Two-thirds of the employed adult population (67 per cent) feel more can be done to welcome LGBT employees. However, the LGBT community is more likely (81 per cent) to feel that businesses generally need to strive harder.
The survey also found that half of working Canadians (49 per cent) believe their employer should do more to ensure that LGBT employees feel comfortable being themselves in the workplace. However, when the same question is asked of working Canadians in the LGBT community that number jumps considerably to 59 per cent.
Overall, support for work cultures more welcoming of LGBT employees is widespread. Nine-in-10 employees (89 per cent) believe that workplace cultures should welcome all employees, regardless of sexual orientation.
When asked about overall workplace diversity, 72 per cent of Canadians feel that it should be a priority for Canada's business leaders. Again, in the LGBT community that number jumps significantly to 85 per cent.

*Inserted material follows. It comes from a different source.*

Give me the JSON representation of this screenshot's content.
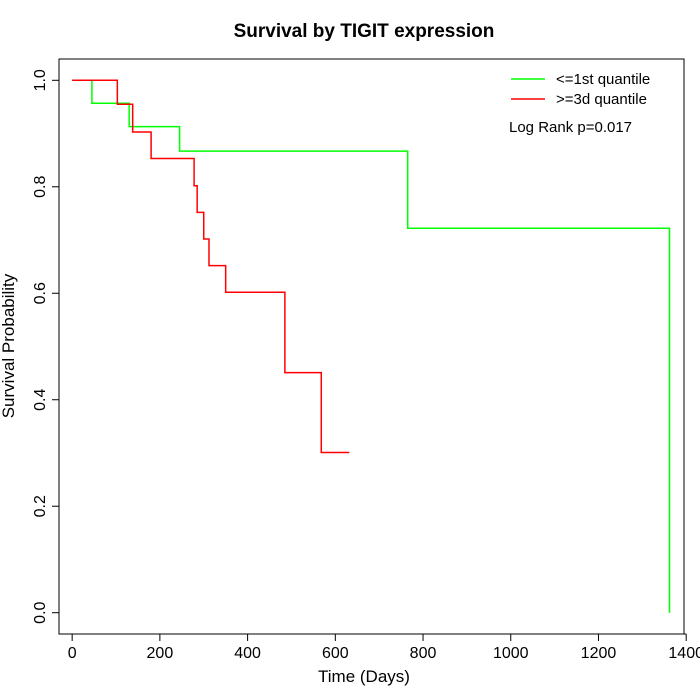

"Diversity is a tremendous source of strength for all businesses," said Dean Johnson, president and chief executive officer of Sodexo Canada. "It's not just the right thing to do, it's the smart thing to do."
"We envision a nation where LGBT individuals can bring their authentic and whole selves to work enabling them to achieve their full potential," said Matt Petersen, chair of Pride at Work Canada. "It's important to celebrate the high degree of support among working Canadians for workplace cultures that welcome LGBT employees, just as it's vital to highlight and address the areas for improvement."
Diversity strengthens the workplace
• 81 per cent of working Canadians agree that companies committed to diversity find it easier to attract and keep the best employees, compared to 93 per cent of LGBT employees polled.
• 84 per cent agree that workplace diversity helps companies deal with business challenges by enabling them to access new ways of thinking and perspectives, compared to 93 per cent of LGBT employees.
• 85 per cent agree that employees working for organizations committed to diversity and inclusiveness are more likely to have positive attitudes towards their work and their employer, compared with 91 per cent of LGBT employees.
"These numbers flag the need for more action to create inclusive workplaces across the country," said Michael Bach, founder and CEO of the Canadian Institute of Diversity and Inclusion (CIDI). "The fact that LGBT employees are more skeptical strongly suggests there is still considerable room for improvement to employer diversity policies."
• 93 per cent of working Canadians believe that employees who feel comfortable being who they are in the workplace are more likely to contribute to the success of their company.
• 87 per cent of working Canadians believe that companies that treat employees equally regardless of sexual orientation, race, culture or religion are more likely to be successful.